Use plain English whenever possible in order to insure that the letter is understood by the recipient, balance succinct style with sufficient detail, and adapt the format and content, including the depth of legal analysis, to the recipient. Use the introductory paragraph to identify your representative capacity and clearly state the purpose of the letter. In the body of the letter state the legal and factual bases for your demands and then state your demands followed by an implicit or explicit threat to take legal action if the demands are not met. Overall, demand letters should be a firm statement of your client’s position and intentions, and while demand letters are often written to intimidate, they should not bully the recipient.
Get good examples from your colleagues or contacts and avoid common errors such as using inflammatory language, and misstating the facts and/or the law.
For example, a demand letter in the context of a dispute regarding intellectual property rights might be drafted as (using a U.S. business letter format):
Dear Mr. Adversary:
We represent Instinctive Sports (“IS”), a leading manufacturer of professional athletic shoes. IS owns all trademark rights in the well-known symbol that adorns our products and sales and marketing materials. The mark is widely known and famous throughout this jurisdiction.
It has come to our attention that you have registered the domain name “is.nu.” This domain name inherently refers to Instinctive Sports. There appears to be no good faith reason for you to have registered this domain name, since you have no connection to IS.
If you have registered the domain name in bad faith, your actions may subject you to the loss of your domain name as well as to civil penalties of up to $100,000 under the Anticybersquatting Consumer Protection Act.
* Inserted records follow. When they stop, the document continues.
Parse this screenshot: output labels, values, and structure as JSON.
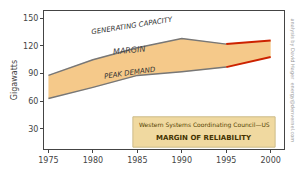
{
  "chart_data": {
    "type": "line",
    "ylabel": "Gigawatts",
    "x": [
      1975,
      1980,
      1985,
      1990,
      1995,
      2000
    ],
    "series": [
      {
        "type": "area",
        "color": "#f5c98a",
        "values": [
          88,
          105,
          118,
          128,
          122,
          126
        ]
      },
      {
        "type": "area",
        "color": "#f5c98a",
        "values": [
          63,
          75,
          88,
          92,
          97,
          108
        ]
      },
      {
        "type": "line",
        "color": "#777777",
        "values": [
          88,
          105,
          118,
          128,
          122,
          null
        ]
      },
      {
        "type": "line",
        "color": "#777777",
        "values": [
          63,
          75,
          88,
          92,
          97,
          null
        ]
      },
      {
        "type": "line",
        "color": "#cc2200",
        "values": [
          null,
          null,
          null,
          null,
          122,
          126
        ]
      },
      {
        "type": "line",
        "color": "#cc2200",
        "values": [
          null,
          null,
          null,
          null,
          97,
          108
        ]
      }
    ],
    "xlim": [
      1974.5,
      2001.5
    ],
    "xticks": [
      1975,
      1980,
      1985,
      1990,
      1995,
      2000
    ],
    "ylim": [
      8,
      158
    ],
    "yticks": [
      30,
      60,
      90,
      120,
      150
    ],
    "grid": false,
    "annotations": [
      "GENERATING CAPACITY",
      "MARGIN",
      "PEAK DEMAND",
      "Western Systems Coordinating Council—US",
      "MARGIN OF RELIABILITY",
      "analysis by David Hager  energy@denvernel.com"
    ]
  }
}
As your website currently offers athletic goods, your actions also constitute trademark infringement and/or dilution under the Trademark Act.
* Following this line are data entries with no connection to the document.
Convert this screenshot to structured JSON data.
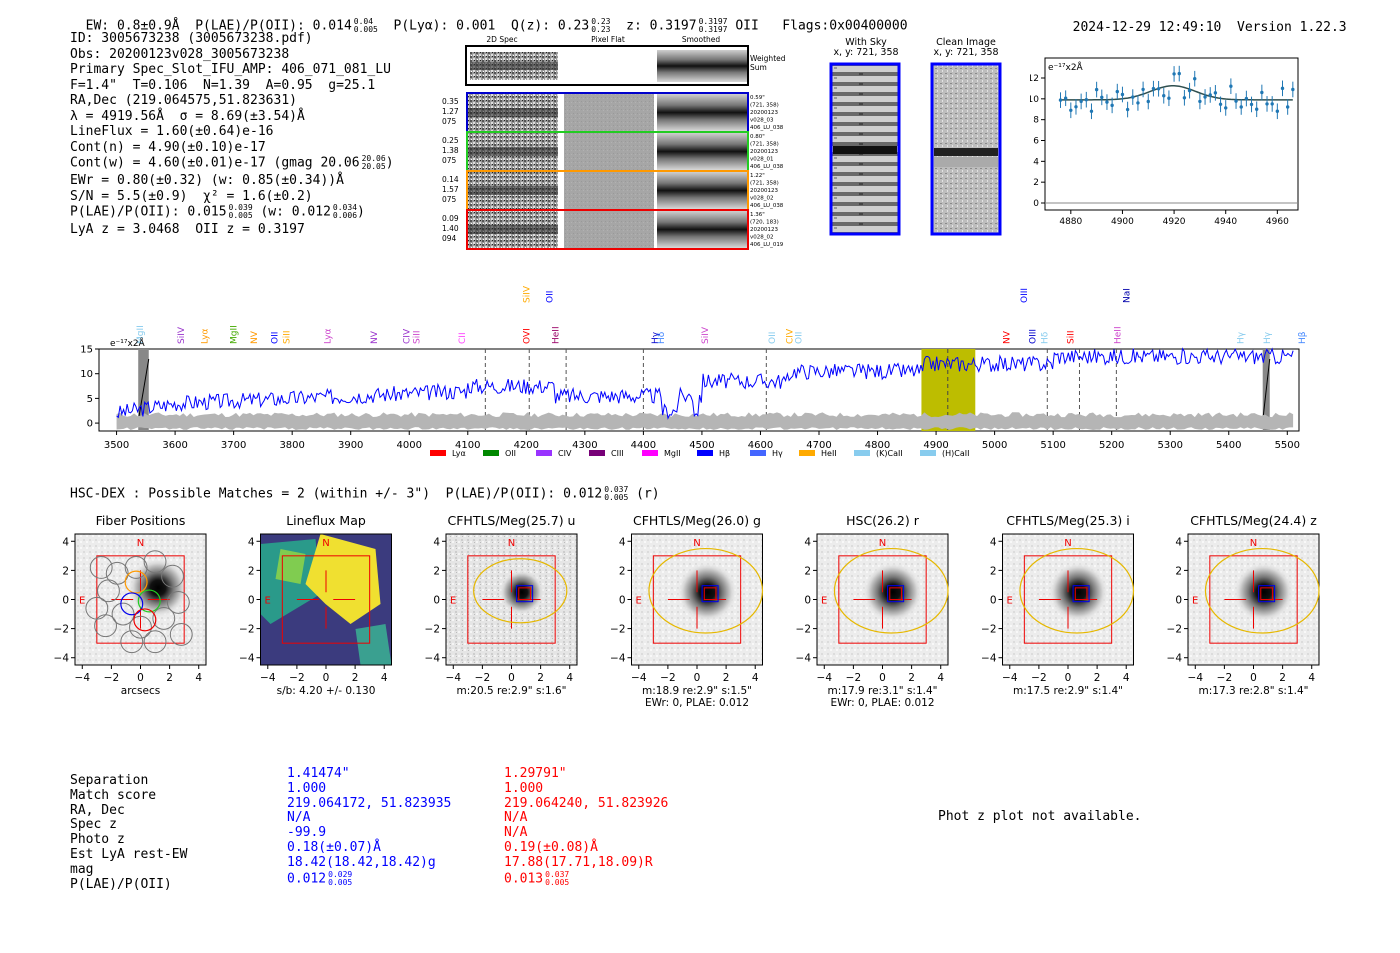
{
  "header": {
    "ew": "EW: 0.8±0.9Å",
    "plae_label": "P(LAE)/P(OII): 0.014",
    "plae_hi": "0.04",
    "plae_lo": "0.005",
    "plya": "P(Lyα): 0.001",
    "qz_label": "Q(z): 0.23",
    "qz_hi": "0.23",
    "qz_lo": "0.23",
    "z_label": "z: 0.3197",
    "z_hi": "0.3197",
    "z_lo": "0.3197",
    "z_line": "OII",
    "flags": "Flags:0x00400000",
    "datetime": "2024-12-29 12:49:10",
    "version": "Version 1.22.3"
  },
  "info": {
    "id": "ID: 3005673238 (3005673238.pdf)",
    "obs": "Obs: 20200123v028_3005673238",
    "primary": "Primary Spec_Slot_IFU_AMP: 406_071_081_LU",
    "fline": "F=1.4\"  T=0.106  N=1.39  A=0.95  g=25.1",
    "radec": "RA,Dec (219.064575,51.823631)",
    "lambda": "λ = 4919.56Å  σ = 8.69(±3.54)Å",
    "lineflux": "LineFlux = 1.60(±0.64)e-16",
    "contn": "Cont(n) = 4.90(±0.10)e-17",
    "contw": "Cont(w) = 4.60(±0.01)e-17 (gmag 20.06",
    "contw_hi": "20.06",
    "contw_lo": "20.05",
    "contw_end": ")",
    "ewr": "EWr = 0.80(±0.32) (w: 0.85(±0.34))Å",
    "sn": "S/N = 5.5(±0.9)  χ² = 1.6(±0.2)",
    "plae": "P(LAE)/P(OII): 0.015",
    "plae_hi": "0.039",
    "plae_lo": "0.005",
    "plae_w": "(w: 0.012",
    "plae_w_hi": "0.034",
    "plae_w_lo": "0.006",
    "plae_end": ")",
    "lyaz": "LyA z = 3.0468  OII z = 0.3197"
  },
  "cutouts": {
    "col_2d": "2D Spec",
    "col_flat": "Pixel Flat",
    "col_smooth": "Smoothed",
    "weighted": "Weighted\nSum",
    "rows": [
      {
        "l1": "0.35",
        "l2": "1.27",
        "l3": "075",
        "color": "#0000cc",
        "r1": "0.59\"",
        "r2": "(721, 358)",
        "r3": "20200123",
        "r4": "v028_03",
        "r5": "406_LU_038"
      },
      {
        "l1": "0.25",
        "l2": "1.38",
        "l3": "075",
        "color": "#22cc22",
        "r1": "0.80\"",
        "r2": "(721, 358)",
        "r3": "20200123",
        "r4": "v028_01",
        "r5": "406_LU_038"
      },
      {
        "l1": "0.14",
        "l2": "1.57",
        "l3": "075",
        "color": "#ff9900",
        "r1": "1.22\"",
        "r2": "(721, 358)",
        "r3": "20200123",
        "r4": "v028_02",
        "r5": "406_LU_038"
      },
      {
        "l1": "0.09",
        "l2": "1.40",
        "l3": "094",
        "color": "#ee0000",
        "r1": "1.36\"",
        "r2": "(720, 183)",
        "r3": "20200123",
        "r4": "v028_02",
        "r5": "406_LU_019"
      }
    ]
  },
  "sky": {
    "with_sky": "With Sky",
    "with_sky_xy": "x, y: 721, 358",
    "clean": "Clean Image",
    "clean_xy": "x, y: 721, 358"
  },
  "fitplot": {
    "unit": "e⁻¹⁷x2Å",
    "yticks": [
      "12",
      "10",
      "8",
      "6",
      "4",
      "2",
      "0"
    ],
    "xticks": [
      "4880",
      "4900",
      "4920",
      "4940",
      "4960"
    ]
  },
  "spectrum": {
    "unit": "e⁻¹⁷x2Å",
    "yticks": [
      "15",
      "10",
      "5",
      "0"
    ],
    "xticks": [
      "3500",
      "3600",
      "3700",
      "3800",
      "3900",
      "4000",
      "4100",
      "4200",
      "4300",
      "4400",
      "4500",
      "4600",
      "4700",
      "4800",
      "4900",
      "5000",
      "5100",
      "5200",
      "5300",
      "5400",
      "5500"
    ],
    "lines_row1": [
      {
        "name": "MgII",
        "color": "#88ccee"
      },
      {
        "name": "SiIV",
        "color": "#9933cc"
      },
      {
        "name": "Lyα",
        "color": "#ff9900"
      },
      {
        "name": "MgII",
        "color": "#44aa00"
      },
      {
        "name": "NV",
        "color": "#ff9900"
      },
      {
        "name": "OII",
        "color": "#0000ff"
      },
      {
        "name": "SiII",
        "color": "#ffaa00"
      },
      {
        "name": "Lyα",
        "color": "#cc44cc"
      },
      {
        "name": "NV",
        "color": "#9933cc"
      },
      {
        "name": "CIV",
        "color": "#9933cc"
      },
      {
        "name": "SiII",
        "color": "#cc44cc"
      },
      {
        "name": "CII",
        "color": "#ff44ff"
      },
      {
        "name": "OVI",
        "color": "#ff0000"
      },
      {
        "name": "HeII",
        "color": "#990066"
      },
      {
        "name": "Hγ",
        "color": "#0000cc"
      },
      {
        "name": "Hδ",
        "color": "#4488ff"
      },
      {
        "name": "SiIV",
        "color": "#cc44cc"
      },
      {
        "name": "OII",
        "color": "#88ccee"
      },
      {
        "name": "CIV",
        "color": "#ffaa00"
      },
      {
        "name": "OII",
        "color": "#88ccee"
      },
      {
        "name": "NV",
        "color": "#ff0000"
      },
      {
        "name": "OIII",
        "color": "#0000cc"
      },
      {
        "name": "Hδ",
        "color": "#88ccee"
      },
      {
        "name": "SiII",
        "color": "#ff0000"
      },
      {
        "name": "HeII",
        "color": "#cc44cc"
      },
      {
        "name": "Hγ",
        "color": "#88ccee"
      },
      {
        "name": "Hγ",
        "color": "#88ccee"
      },
      {
        "name": "Hβ",
        "color": "#4488ff"
      }
    ],
    "lines_row2": [
      {
        "name": "SiIV",
        "color": "#ffaa00"
      },
      {
        "name": "OII",
        "color": "#0000ff"
      },
      {
        "name": "OIII",
        "color": "#0000ff"
      },
      {
        "name": "NaI",
        "color": "#0000aa"
      }
    ],
    "legend": [
      {
        "name": "Lyα",
        "color": "#ff0000"
      },
      {
        "name": "OII",
        "color": "#008800"
      },
      {
        "name": "CIV",
        "color": "#9933ff"
      },
      {
        "name": "CIII",
        "color": "#770077"
      },
      {
        "name": "MgII",
        "color": "#ff00ff"
      },
      {
        "name": "Hβ",
        "color": "#0000ff"
      },
      {
        "name": "Hγ",
        "color": "#4466ff"
      },
      {
        "name": "HeII",
        "color": "#ffaa00"
      },
      {
        "name": "(K)CaII",
        "color": "#88ccee"
      },
      {
        "name": "(H)CaII",
        "color": "#88ccee"
      }
    ]
  },
  "hsc": {
    "title": "HSC-DEX : Possible Matches = 2 (within +/- 3\")  P(LAE)/P(OII): 0.012",
    "hi": "0.037",
    "lo": "0.005",
    "end": "(r)"
  },
  "panels": [
    {
      "title": "Fiber Positions",
      "xlabel": "arcsecs",
      "sub": ""
    },
    {
      "title": "Lineflux Map",
      "xlabel": "s/b: 4.20 +/- 0.130",
      "sub": ""
    },
    {
      "title": "CFHTLS/Meg(25.7) u",
      "xlabel": "m:20.5  re:2.9\"  s:1.6\"",
      "sub": ""
    },
    {
      "title": "CFHTLS/Meg(26.0) g",
      "xlabel": "m:18.9  re:2.9\"  s:1.5\"",
      "sub": "EWr: 0, PLAE: 0.012"
    },
    {
      "title": "HSC(26.2) r",
      "xlabel": "m:17.9  re:3.1\"  s:1.4\"",
      "sub": "EWr: 0, PLAE: 0.012"
    },
    {
      "title": "CFHTLS/Meg(25.3) i",
      "xlabel": "m:17.5  re:2.9\"  s:1.4\"",
      "sub": ""
    },
    {
      "title": "CFHTLS/Meg(24.4) z",
      "xlabel": "m:17.3  re:2.8\"  s:1.4\"",
      "sub": ""
    }
  ],
  "panel_axis": {
    "yticks": [
      "4",
      "2",
      "0",
      "−2",
      "−4"
    ],
    "xticks": [
      "−4",
      "−2",
      "0",
      "2",
      "4"
    ],
    "north": "N",
    "east": "E"
  },
  "match_table": {
    "labels": [
      "Separation",
      "Match score",
      "RA, Dec",
      "Spec z",
      "Photo z",
      "Est LyA rest-EW",
      "mag",
      "P(LAE)/P(OII)"
    ],
    "col1": [
      "1.41474\"",
      "1.000",
      "219.064172, 51.823935",
      "N/A",
      "-99.9",
      "0.18(±0.07)Å",
      "18.42(18.42,18.42)g",
      "0.012"
    ],
    "col1_hi": "0.029",
    "col1_lo": "0.005",
    "col2": [
      "1.29791\"",
      "1.000",
      "219.064240, 51.823926",
      "N/A",
      "N/A",
      "0.19(±0.08)Å",
      "17.88(17.71,18.09)R",
      "0.013"
    ],
    "col2_hi": "0.037",
    "col2_lo": "0.005"
  },
  "photz_message": "Phot z plot not available."
}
Accordingly, we seek your prompt written assurance that (1) you have ceased publication, distribution, transmission, or dissemination of any information, goods, or services under the name “is.nu,” or any other name confusingly similar thereto; and (2) you will either delete the domain name “is.nu” from the domain name registry or immediately transfer the name to IS.
If we can have your agreement on these points, IS will be willing to consider this matter closed. Alternatively, we will commence an action at the World Intellectual Property Organization pursuant to the Uniform Domain Name Dispute Resolution Policy, and a civil action, seeking injunctive relief, damages, and attorneys’ fees.
Please respond by no later than 17 November 2006. If we do not have your written agreement by that date, IS will commence legal proceedings without further notice.